PVR INOX's strategic focus on South India
The company's expansion plan includes a strategic focus on South India, a region currently underrepresented in terms of multiplexes. Approximately 40% of the new screen additions are expected to be located in this region. This move aligns with PVR INOX's medium to long-term strategy, which aims to tap into the high demand for films in South India and address the comparatively low number of multiplexes there.
PVR INOX's shift toward a capital-light growth model
PVR INOX is transitioning to a capital-light growth model, aiming to reduce its capital expenditure (capex) on new screen additions by 25-30% in the current fiscal year. The company plans to partner with developers for joint investment in new screen capex, adopting a franchise-owned and company-operated (FOCO) model. This strategic shift is part of PVR INOX's broader plan to become a "net-debt free" entity in the near future.
PVR INOX considers monetizing non-core real estate assets
PVR INOX is considering the monetization of its non-core real estate assets located in prime locations such as Mumbai, Pune, and Vadodara. This was revealed by Managing Director Ajay Kumar Bijli and Executive Director Sanjeev Kumar in a statement to the company's shareholders. The move is part of PVR INOX's broader strategy to reduce debt and increase profitability.

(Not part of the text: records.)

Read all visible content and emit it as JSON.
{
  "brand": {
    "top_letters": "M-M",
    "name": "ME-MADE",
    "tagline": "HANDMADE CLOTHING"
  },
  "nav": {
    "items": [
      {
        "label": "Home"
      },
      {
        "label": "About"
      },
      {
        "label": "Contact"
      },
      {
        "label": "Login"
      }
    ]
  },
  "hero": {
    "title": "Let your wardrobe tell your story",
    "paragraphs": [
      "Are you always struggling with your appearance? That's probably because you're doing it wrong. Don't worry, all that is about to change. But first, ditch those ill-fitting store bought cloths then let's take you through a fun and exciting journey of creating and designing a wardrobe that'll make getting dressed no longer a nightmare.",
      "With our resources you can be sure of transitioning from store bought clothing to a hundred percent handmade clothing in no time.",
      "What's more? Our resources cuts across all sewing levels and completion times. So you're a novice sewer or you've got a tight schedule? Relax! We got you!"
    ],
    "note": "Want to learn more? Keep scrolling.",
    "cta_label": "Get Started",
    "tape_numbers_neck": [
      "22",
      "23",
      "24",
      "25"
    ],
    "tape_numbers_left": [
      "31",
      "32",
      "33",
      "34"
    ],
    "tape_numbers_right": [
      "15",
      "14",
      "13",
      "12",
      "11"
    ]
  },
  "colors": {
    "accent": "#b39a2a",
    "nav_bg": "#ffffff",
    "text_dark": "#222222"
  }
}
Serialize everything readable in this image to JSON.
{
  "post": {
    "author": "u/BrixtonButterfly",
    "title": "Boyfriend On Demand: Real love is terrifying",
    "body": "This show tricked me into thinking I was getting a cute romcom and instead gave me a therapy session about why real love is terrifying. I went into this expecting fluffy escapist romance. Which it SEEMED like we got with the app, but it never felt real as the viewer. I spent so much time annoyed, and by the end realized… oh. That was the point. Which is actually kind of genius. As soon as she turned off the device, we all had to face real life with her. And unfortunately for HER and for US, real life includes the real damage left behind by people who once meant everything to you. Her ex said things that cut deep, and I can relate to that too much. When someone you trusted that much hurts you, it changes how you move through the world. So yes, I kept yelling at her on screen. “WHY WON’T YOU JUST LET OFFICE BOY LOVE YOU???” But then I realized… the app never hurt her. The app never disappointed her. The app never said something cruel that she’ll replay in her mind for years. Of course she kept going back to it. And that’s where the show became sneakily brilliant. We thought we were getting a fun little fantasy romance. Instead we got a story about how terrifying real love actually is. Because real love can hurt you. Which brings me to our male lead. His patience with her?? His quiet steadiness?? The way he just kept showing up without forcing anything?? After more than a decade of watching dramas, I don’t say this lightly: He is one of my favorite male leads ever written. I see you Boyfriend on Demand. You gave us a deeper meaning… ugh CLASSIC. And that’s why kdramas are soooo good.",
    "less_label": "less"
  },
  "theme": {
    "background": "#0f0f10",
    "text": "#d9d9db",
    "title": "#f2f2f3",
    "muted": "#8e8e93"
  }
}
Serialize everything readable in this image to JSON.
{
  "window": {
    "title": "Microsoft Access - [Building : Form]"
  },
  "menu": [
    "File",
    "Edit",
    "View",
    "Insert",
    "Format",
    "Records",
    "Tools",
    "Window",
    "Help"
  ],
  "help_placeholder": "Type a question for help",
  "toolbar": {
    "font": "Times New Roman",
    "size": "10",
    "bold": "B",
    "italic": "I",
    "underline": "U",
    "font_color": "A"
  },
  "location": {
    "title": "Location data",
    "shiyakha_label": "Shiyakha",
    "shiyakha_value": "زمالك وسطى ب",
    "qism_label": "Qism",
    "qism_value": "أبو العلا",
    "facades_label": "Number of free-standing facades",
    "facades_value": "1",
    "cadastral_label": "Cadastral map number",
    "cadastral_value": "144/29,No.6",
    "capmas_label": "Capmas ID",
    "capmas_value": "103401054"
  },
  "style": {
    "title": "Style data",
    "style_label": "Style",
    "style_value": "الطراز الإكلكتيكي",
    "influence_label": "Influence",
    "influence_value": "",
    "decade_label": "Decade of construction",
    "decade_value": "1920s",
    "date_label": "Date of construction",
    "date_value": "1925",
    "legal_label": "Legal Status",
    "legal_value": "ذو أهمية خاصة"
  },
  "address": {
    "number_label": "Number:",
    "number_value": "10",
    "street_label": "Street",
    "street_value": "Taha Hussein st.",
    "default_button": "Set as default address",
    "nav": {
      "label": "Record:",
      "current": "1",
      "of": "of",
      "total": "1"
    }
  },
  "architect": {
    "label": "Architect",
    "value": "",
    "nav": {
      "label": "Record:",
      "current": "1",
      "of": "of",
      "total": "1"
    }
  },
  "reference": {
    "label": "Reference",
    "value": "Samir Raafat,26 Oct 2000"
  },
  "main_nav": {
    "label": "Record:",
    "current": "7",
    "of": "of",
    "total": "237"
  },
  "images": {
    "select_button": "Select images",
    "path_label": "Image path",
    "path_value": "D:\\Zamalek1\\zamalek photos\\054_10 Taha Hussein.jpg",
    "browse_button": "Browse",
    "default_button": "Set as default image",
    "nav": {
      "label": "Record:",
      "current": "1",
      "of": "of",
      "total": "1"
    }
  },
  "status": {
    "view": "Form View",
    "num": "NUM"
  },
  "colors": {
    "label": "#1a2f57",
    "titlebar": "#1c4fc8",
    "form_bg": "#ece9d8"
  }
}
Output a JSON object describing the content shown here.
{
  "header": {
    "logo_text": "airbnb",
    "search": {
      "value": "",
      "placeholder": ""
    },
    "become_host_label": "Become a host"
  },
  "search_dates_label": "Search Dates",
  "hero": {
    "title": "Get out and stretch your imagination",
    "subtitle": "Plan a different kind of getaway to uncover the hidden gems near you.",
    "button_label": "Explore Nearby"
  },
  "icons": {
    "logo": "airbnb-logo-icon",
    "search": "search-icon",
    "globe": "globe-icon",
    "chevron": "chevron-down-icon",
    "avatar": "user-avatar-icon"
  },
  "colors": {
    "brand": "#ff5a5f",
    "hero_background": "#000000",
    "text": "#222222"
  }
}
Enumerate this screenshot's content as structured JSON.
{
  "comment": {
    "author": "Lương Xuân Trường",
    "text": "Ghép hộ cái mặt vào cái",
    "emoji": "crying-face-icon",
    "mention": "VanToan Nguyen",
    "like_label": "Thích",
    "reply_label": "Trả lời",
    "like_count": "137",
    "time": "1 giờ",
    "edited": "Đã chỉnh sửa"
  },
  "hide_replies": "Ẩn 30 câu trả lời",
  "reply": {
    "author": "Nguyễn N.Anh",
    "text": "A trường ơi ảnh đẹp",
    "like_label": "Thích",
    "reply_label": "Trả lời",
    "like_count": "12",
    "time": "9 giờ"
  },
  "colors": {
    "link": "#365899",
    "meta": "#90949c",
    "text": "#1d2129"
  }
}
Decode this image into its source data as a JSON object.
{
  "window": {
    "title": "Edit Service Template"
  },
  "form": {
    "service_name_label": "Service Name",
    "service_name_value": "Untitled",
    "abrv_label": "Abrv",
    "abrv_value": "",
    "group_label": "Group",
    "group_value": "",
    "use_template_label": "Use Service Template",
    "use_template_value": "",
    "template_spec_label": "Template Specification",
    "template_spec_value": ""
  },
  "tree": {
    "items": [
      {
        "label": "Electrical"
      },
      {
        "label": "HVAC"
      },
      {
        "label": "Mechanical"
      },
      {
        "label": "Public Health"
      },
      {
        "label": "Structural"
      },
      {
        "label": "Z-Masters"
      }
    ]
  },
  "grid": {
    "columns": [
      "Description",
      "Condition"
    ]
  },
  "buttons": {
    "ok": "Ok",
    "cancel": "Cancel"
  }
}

PVR INOX's financial performance and future projections
In FY24, PVR INOX reported a net debt of ₹1,294 crore. However, the company managed to reduce its net debt by ₹136.4 crore last fiscal year. Despite a revenue of ₹6,203.7 crore in FY24, the company incurred a loss of ₹114.3 crore. CFO Gaurav Sharma stated that while they are reducing capital expenditure, they will not compromise on growth and plan to open nearly 110-120 screens in FY25.